1) grid connections fail sometimes. Do you want people freezing to death in NY when the Texas interconnect goes down for a day or two, or vice versa?
2) regional storms (Florida hurricanes, NY ice storms, etc), periodically take out large swathes of grid and would take out grid interconnections too.
Currently, the scope of the impact of these things is quite limited because everyone also has regional capacity.
But if you’re in a giant storm, you’d be super screwed and the whole region would be blacked out for awhile, because renewables also are impacted by these storms - far more than a gas turbine, for instance.
And that’s not even counting demand spikes and the like due to weather issues (longer than usual hot or cold, etc.)

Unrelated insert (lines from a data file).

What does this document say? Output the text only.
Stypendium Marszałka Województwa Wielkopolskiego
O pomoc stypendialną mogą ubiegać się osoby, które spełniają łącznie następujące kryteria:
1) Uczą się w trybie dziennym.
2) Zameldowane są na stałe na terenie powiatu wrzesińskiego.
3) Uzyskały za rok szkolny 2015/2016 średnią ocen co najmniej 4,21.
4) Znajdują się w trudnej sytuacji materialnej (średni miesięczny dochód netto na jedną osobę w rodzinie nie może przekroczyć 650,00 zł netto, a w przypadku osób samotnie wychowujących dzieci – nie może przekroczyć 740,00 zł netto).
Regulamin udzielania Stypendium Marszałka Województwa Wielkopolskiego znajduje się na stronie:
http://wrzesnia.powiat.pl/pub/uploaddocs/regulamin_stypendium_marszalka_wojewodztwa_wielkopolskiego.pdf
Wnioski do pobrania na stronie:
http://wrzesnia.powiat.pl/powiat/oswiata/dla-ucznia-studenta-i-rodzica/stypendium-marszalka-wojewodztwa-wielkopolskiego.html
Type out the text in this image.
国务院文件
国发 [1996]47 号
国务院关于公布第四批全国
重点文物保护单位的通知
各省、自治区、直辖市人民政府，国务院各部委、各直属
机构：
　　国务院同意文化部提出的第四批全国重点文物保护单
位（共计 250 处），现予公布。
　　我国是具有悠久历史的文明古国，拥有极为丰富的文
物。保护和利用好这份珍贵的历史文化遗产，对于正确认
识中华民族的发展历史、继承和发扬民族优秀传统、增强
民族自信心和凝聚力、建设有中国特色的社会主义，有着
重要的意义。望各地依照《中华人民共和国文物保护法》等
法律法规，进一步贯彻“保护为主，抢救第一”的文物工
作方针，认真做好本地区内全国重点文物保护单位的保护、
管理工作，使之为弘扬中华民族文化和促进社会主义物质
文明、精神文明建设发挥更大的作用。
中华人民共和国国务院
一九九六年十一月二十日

I was pointing out the real risks involved, and asking them if they were ok with them. Statistically, such a plan would result in that outcome pretty quickly.
Personally I just assumed they had no idea, not that they didn’t care.
Roughly 0% of experts behind more renewables and storage agree with you. But maybe you don't realize that, given that you'd driven them away with this style of argument.
Tell me where those two statements you quoted are materially different (keeping in mind I was including the 0% of experts reply later), if you’d like to continue. Or don’t.
I don't see the difference either*. I would also appreciate you elaborating.
* The parts describing the grid look the same to me, and the percent of experts came from you, when you said 0% of experts agreed with their skepticism.
The referenced plan was to explicitly not do so. And ‘happens every decade or so in the US’ is a lot more frequent than meltdowns, and not very far down the tail as far as such things go.